L’adage est bien connu : « mieux vaut prévenir que guérir ». Pourtant, pendant mes études de médecine, il m’a plus été appris à poser des diagnostics et à traiter les patient·es qu’à aider les personnes à prendre soin de leur santé. Mais cela, je ne l’ai compris que pendant mon premier semestre d’internat, en neurologie vasculaire.
Je travaillais alors dans un grand centre hospitalier, situé dans une des régions les plus pauvres de France. Un jour, une patiente proche de la soixantaine est transférée dans notre service pour hémiplégie massive, due à un AVC ischémique. Nous étions à presque 24h du début des symptômes et malheureusement, il était déjà trop tard pour administrer les traitements efficaces. Dans la prise en charge d’un AVC, en effet, chaque minute compte.
Malheureusement, la patiente ne le savait pas, et son mari non plus. En interrogeant ce dernier, sa femme avait brutalement perdu l’usage de la moitié de son corps après le dîner. Leur réflexe n’a cependant pas été d’appeler le Samu, car ils pensaient que ça irait mieux le lendemain après une bonne nuit de sommeil. Devant l’absence d’amélioration au réveil, là seulement est arrivé le déclic d’aller consulter.
« C’est à ce moment précis que j’ai réalisé que la médecine avait manqué une étape cruciale »
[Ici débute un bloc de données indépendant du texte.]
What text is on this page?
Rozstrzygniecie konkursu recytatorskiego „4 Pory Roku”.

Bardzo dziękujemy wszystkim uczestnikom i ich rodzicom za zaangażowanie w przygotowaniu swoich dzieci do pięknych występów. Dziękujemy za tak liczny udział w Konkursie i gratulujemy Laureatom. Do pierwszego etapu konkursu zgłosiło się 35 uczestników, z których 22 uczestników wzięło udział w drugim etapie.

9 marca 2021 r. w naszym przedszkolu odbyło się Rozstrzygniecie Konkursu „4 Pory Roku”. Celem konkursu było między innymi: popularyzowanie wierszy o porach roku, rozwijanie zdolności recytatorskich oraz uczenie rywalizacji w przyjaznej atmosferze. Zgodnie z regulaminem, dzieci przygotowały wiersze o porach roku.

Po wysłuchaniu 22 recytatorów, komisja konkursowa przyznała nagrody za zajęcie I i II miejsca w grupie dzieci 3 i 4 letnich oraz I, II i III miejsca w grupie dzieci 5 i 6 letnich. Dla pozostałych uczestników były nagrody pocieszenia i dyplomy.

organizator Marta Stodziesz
En questionnant davantage son époux, je m’aperçois que la patiente cumule les facteurs de risque cardio-vasculaires, puisqu’en dehors de son âge et de son surpoids, elle a également une consommation d’alcool quotidienne et un tabagisme important. Elle n’est pas non plus suivie pour son hypertension artérielle ni pour sa dyslipidémie. Et comme son mari me le précise : « un verre de vin, ce n’est pas vraiment de l’alcool ».
Vraisemblablement, ils n’étaient ni sensibilisés aux facteurs de risques vasculaires, ni aux symptômes devant faire suspecter un AVC. Être correctement informée aurait peut être permis à la patiente d’éviter cet évènement, ou tout du moins d’éviter un handicap majeur et une rééducation éprouvante.
C’est à ce moment précis que j’ai réalisé que la médecine avait manqué une étape cruciale, celle de l’information et de la prévention – en particulier auprès des milieux les plus défavorisés.